Señor, aquí estoy delante de ti. Ayúdame a tomar conciencia viva de que tú estás conmigo siempre. Esté donde esté, tu presencia amorosa me envuelve. Dame tu gracia para que este rato de oración me sea provechoso. Que vea claro qué quieres de mí. Dame un corazón nuevo, que me guíe por tus caminos de amor. Me pongo en tus manos, Señor. Soy todo tuyo. Haz de mí lo que tú quieras. Amén.
1. El evangelio de hoy recoge tres reproches que hizo Jesús a los fariseos. Primero: se preocupan mucho de cosas de poca importancia, pero descuidan lo importante. Así, cumplían la ley hasta más allá de lo mandado. Ejemplo: la ley mandaba ofrecer al Templo el "décimo" de la cosecha. Y ellos pagaban hasta el de semillas tan pequeñas como la hierbabuena, la ruda y otras legumbres, que no era obligatorio. Jesús los critica, no por lo que hacen, sino por olvidar cosas mucho más importantes, como eran la justicia y el amor de Dios. “Esto habría que practicar, sin descuidar aquello”, les dice. ¿No caemos nosotros en lo mismo? Cumplimos muy bien ciertas normas, ritos y devociones; pero después descuidamos el amor, la caridad, la comprensión, el perdón y la entrega a los demás. Y es que –si bien lo miramos- aquello no nos complica demasiado la vida, pero esto otro sí.
2. Segundo reproche: su vanidad y afán de figurar. Con su estricto cumplimiento de la ley y su piedad no buscan la gloria de Dios, sino hinchar su “ego”, que los tengan por buenos y los veneren y alaben y así les den los puestos de honor: “ os encantan los asientos de honor en las sinagogas y las reverencias por la calle.” ¿No nos reconocemos en ellos?; ¿no hacemos, a veces, el bien más para ser bien vistos, que por amor? Señor, dame un corazón humilde, que busque tu gloria, Señor, y nada más que tu gloria... Y el tercer reproche: que con el perfecto cumplimiento exterior lo que pretenden es ocultar la podredumbre de su corazón. De modo que, como la gente sencilla no sabe cómo son en realidad, se fían de ellos y les sigan y se “contaminen de su misma podredumbre”: “ ¡Ay de vosotros, que sois como tumbas sin señal, que la gente pisa sin saberlo!” No basta cumplir bien lo mandado, hace falta cambiar el corazón, limpiarlo de lo podrido y llenarlo de amor. A veces, ¿con nuestras oraciones, misas, y cosas así, no intentamos tapar la corrupción del corazón? Señor, que sea más sincero en mi vida y que destruya el “fariseo” que llevo dentro.

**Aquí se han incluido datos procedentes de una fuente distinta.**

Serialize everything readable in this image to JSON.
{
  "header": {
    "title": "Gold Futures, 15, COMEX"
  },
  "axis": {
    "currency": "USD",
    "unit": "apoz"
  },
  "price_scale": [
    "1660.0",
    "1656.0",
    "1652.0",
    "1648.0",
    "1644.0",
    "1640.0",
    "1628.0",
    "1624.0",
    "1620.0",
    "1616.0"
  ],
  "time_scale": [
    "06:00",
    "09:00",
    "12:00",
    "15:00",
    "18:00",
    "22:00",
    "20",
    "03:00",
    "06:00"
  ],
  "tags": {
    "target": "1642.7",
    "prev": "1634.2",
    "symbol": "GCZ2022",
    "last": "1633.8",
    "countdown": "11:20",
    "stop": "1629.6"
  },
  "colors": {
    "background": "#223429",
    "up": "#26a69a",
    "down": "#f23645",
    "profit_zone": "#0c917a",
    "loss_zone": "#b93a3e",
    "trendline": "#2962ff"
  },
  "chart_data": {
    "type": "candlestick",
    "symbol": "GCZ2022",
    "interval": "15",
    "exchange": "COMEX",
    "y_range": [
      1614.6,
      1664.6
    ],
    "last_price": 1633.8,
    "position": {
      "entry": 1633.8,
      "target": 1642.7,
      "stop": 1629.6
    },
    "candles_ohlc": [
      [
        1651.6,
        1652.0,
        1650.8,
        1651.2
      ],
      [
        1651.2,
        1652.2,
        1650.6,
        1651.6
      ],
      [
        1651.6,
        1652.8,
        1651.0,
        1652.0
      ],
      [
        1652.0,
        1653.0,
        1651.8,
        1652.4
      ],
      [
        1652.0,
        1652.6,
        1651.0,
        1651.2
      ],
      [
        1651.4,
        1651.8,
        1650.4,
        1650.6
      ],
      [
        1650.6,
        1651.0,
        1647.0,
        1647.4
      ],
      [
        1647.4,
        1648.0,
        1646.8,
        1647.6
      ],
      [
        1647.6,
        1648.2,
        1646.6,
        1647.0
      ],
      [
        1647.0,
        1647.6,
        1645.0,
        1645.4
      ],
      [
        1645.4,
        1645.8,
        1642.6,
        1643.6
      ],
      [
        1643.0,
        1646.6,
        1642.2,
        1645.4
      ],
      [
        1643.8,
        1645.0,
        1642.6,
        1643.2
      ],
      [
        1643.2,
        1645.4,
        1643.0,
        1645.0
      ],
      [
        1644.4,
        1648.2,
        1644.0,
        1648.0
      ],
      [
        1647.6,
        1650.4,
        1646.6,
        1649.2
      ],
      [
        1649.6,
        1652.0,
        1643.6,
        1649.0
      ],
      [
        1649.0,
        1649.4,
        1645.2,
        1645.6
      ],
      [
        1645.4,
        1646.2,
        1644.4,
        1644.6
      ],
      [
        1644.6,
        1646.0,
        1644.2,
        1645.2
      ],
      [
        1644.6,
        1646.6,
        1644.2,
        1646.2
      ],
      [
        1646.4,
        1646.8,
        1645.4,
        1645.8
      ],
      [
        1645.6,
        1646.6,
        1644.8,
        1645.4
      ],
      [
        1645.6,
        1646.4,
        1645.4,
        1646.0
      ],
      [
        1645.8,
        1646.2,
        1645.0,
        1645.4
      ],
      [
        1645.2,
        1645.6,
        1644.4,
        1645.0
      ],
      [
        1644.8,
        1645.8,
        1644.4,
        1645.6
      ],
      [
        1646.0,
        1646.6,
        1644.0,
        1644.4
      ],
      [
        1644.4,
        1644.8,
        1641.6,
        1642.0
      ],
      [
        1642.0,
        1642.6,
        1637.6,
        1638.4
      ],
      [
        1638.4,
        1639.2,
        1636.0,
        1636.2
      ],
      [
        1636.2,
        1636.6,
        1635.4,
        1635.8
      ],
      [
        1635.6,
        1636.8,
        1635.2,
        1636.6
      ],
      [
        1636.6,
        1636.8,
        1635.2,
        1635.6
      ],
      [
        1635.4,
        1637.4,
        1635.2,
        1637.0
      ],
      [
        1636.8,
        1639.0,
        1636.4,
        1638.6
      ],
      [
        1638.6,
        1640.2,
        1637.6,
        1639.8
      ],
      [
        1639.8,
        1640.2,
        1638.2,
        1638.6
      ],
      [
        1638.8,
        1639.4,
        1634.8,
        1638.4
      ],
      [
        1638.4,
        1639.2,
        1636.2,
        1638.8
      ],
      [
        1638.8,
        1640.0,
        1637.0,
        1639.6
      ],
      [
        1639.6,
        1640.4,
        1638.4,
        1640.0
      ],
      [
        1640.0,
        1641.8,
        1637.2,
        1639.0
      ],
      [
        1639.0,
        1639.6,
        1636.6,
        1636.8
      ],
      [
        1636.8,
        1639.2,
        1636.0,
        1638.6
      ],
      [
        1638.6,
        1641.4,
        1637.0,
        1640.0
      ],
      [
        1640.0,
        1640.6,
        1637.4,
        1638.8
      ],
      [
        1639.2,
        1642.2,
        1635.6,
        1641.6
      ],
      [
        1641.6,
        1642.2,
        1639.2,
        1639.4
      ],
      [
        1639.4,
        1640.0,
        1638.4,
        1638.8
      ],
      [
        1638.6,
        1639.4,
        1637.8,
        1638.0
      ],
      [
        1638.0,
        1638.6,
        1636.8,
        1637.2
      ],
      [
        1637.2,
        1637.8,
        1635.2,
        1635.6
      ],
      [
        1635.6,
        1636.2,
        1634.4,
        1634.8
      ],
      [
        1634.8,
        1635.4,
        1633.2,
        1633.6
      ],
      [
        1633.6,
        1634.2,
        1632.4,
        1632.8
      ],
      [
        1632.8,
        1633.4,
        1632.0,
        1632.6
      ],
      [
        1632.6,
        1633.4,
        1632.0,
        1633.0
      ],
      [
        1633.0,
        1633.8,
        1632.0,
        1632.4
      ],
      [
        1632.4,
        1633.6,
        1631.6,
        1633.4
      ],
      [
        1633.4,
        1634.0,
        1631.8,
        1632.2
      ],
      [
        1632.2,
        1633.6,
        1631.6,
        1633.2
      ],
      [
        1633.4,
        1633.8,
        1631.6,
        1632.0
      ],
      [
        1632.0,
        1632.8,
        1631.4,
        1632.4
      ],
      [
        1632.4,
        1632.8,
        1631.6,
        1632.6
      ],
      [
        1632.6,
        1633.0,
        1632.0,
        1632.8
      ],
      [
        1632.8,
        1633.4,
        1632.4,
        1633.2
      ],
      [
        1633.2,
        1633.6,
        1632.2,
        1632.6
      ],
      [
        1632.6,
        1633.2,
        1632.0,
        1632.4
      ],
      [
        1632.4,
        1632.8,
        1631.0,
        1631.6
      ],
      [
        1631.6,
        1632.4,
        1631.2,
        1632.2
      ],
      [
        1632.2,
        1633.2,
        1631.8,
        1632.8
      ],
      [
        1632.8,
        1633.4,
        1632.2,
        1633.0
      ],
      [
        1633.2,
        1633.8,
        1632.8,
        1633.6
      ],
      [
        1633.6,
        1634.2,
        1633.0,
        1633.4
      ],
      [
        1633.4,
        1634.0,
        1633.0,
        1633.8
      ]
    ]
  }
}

3. Un escriba, que escuchaba, protesta porque se siente ofendido por los reproches de Jesús contra los fariseos: “ Maestro, diciendo eso nos ofendes también a nosotros”. Y tenía razón, puesto que los doctores de la ley eran los maestros de los fariseos. Y condenando a los “discípulos”, es lógico que los “maestros” se sientan condenados también. Jesús entonces denuncia su pecado, que era “decir, y no hacer”, “enseñar, y no cumplir”, “predicar, y no dar trigo:” “ Ay de vosotros también, juristas, que abrumáis a la gente con cargas importantes, mientras vosotros no las tocáis ni con el dedo”... ¿No es lo que hacemos nosotros muchas veces? ¡Con qué seguridad y desparpajo decimos a otros lo que tienen que hacer! En la vida de familia, en la clase, en la catequesis, en la comunidad, etc. Los demás deben ser, deben hacer... deben obrar., deben..., deben; pero nosotros, ¿hacemos lo que enseñamos? A veces, como aquellos escribas, ni tocamos con el dedo la carga que echamos sobre los demás. Señor, ten misericordia de mí. Que indique, sí, el camino a quienes debo indicarlo; pero que yo camine delante. Y cuando el otro caiga, que sea comprensivo como tú, Señor, lo eres conmigo.
A la luz de esta Palabra y estas reflexiones, pregúntate qué te pide el Señor... Háblale como a un amigo. Pídele perdón, dale gracias. … Escucha en tu corazón qué te dice el Señor. Pide que te ayude para poder llevar a la práctica los deseos que han surgido en tu corazón.